My journal has been home to 3,251 posts detailing my deepest insecurities and highest aspirations.
I wrote a script to delete all but one of them. A few minutes ago, it finally completed its run.
Starting at the end and working backwards, my script first replaced the text of each post with the word 'deleted' and then it actually deleted the post. I did it this way in case deletion was just flipping a bit that could be someday un-flipped; I hope that by overwriting the text itself, it becomes less possible for someone else to ever restore it. In the twenty years since I began this journal, I've developed a much more realistic understanding of the dangers of posting personal information and private thoughts online - especially to a site that I don't have control over.

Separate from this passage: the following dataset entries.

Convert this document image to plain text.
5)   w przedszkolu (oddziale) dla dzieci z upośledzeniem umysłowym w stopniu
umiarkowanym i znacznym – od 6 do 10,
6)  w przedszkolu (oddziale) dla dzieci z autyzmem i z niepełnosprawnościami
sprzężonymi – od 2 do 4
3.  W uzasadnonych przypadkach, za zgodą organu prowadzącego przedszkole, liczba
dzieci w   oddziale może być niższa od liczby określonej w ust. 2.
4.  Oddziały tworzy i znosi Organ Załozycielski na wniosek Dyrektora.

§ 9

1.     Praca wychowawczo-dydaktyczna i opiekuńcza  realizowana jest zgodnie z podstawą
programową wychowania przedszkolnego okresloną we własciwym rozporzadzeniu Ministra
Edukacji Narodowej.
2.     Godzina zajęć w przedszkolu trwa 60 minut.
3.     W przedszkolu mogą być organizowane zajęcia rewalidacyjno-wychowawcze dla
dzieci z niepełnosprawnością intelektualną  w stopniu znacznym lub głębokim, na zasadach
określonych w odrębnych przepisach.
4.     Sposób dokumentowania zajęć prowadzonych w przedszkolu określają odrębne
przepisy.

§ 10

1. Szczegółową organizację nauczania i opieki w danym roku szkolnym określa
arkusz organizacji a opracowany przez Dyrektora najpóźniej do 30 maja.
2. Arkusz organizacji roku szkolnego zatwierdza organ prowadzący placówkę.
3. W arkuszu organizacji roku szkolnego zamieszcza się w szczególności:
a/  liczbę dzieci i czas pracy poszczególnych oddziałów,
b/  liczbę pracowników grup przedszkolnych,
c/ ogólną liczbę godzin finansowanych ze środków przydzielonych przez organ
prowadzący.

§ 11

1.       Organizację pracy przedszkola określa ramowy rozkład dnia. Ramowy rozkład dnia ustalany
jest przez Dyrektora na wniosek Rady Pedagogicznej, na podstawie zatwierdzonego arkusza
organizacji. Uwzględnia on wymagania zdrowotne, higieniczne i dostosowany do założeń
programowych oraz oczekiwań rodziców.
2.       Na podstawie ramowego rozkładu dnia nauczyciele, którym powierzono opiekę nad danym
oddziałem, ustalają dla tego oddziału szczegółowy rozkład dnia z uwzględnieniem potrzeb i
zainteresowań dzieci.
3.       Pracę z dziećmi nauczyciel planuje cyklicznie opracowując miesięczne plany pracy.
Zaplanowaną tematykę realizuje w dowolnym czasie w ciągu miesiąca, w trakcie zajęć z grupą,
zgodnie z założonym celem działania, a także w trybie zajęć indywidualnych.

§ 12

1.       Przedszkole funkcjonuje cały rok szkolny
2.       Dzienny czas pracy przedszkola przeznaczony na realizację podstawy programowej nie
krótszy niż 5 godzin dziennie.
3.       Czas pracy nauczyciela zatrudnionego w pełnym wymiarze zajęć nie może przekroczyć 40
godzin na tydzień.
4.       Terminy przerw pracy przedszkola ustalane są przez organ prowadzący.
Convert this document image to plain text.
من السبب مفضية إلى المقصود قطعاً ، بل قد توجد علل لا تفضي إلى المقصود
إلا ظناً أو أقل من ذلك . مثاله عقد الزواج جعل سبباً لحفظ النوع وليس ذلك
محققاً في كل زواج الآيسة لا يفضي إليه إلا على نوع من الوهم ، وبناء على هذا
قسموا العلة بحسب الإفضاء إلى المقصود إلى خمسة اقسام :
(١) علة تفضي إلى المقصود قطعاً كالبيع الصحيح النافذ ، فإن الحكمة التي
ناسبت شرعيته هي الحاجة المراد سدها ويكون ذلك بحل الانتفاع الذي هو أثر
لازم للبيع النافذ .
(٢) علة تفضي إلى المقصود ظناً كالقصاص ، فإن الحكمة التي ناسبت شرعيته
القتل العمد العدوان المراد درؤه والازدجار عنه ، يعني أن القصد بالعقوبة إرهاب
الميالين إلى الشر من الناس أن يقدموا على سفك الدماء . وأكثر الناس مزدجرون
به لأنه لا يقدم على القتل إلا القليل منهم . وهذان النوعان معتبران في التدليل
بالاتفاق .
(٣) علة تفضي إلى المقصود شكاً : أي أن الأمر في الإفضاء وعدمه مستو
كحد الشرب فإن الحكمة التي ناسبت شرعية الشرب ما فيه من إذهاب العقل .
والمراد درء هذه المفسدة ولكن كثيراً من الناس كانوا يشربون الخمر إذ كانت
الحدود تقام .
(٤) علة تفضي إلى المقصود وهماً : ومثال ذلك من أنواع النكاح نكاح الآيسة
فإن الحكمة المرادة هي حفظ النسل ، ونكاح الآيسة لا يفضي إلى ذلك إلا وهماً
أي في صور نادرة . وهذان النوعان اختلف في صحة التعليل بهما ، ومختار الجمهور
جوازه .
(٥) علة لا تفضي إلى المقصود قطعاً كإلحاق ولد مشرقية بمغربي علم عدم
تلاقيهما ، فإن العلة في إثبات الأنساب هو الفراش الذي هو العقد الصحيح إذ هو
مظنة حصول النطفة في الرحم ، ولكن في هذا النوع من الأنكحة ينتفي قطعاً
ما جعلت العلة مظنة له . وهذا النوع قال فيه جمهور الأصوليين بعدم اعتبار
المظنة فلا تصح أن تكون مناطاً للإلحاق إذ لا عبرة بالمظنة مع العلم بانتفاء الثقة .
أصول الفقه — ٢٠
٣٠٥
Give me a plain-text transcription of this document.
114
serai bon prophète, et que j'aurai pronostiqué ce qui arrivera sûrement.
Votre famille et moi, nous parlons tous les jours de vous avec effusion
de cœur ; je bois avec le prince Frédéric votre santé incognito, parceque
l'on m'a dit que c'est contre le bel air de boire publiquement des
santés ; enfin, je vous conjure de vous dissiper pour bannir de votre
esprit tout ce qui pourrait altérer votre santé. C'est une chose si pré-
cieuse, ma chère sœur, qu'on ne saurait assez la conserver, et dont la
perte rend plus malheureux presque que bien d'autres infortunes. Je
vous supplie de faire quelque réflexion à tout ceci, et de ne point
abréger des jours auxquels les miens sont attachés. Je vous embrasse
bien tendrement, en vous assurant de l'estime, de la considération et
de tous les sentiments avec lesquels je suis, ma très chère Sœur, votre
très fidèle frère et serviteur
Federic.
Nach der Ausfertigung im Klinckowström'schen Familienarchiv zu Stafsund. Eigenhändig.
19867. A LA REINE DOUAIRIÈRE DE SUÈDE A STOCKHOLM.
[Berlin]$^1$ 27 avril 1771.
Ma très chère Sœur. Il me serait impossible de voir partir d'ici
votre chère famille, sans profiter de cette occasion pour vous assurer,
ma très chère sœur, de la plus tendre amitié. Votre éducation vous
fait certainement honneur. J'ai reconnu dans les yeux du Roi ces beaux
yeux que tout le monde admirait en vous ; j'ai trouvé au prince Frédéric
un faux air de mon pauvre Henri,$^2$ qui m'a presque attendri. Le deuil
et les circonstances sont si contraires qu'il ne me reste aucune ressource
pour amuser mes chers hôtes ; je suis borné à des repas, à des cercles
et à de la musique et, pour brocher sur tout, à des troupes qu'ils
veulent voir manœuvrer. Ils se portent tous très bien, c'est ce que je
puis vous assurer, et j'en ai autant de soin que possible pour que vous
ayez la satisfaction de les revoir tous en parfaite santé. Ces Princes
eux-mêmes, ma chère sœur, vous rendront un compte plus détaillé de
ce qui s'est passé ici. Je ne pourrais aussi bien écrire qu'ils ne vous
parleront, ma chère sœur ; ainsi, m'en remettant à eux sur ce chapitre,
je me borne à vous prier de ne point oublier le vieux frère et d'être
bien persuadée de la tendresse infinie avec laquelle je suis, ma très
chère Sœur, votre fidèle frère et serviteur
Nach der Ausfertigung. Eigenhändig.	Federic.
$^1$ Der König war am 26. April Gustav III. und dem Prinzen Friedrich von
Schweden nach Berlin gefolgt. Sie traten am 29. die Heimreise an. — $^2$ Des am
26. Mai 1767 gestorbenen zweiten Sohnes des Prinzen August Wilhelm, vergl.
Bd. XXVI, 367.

I first saved the contents of my journal, of course. I wrote another script which went through every one of my 3,251 posts and 'printed' it to a PDF file so that I could keep the original post's formatting and all of the comments. (I've posted both scripts to my WordPress blog running on my own server in my own home.)
My deletion script took a few days to complete, running for a few hours here and there while I could babysit it to make sure it didn't go haywire. While I was debugging it, it did go haywire at one point, when my 'did the page load' logic failed and it briefly spammed LiveJournal.com with page loads as fast as it could. This quickly got my IP address banned. I apologized to them and they lifted the ban, but that only reminded me of the danger of losing access to my own journal.
. o O o .
As it wiped and deleted each post, the script would display each post for a second or two, giving me a brief moment to read a few words from it and remember it. Watching it evaporate remininded me of the film 'Eternal Sunshine of the Spotless Mind.' As I saw my history go by, I saw someone who was in a deeper and longer depression than I realized at the time; I saw someone who kept trying to find his tribe in ways that were as clumsy as they were optimistic; and I saw a huge number of amazing and supportive friends who made the journey so much more rich. Thank you all. <3
I still miss
musewoozle, and Pookie the guineapig, and my grandfather.
I miss you all. Who's still out there?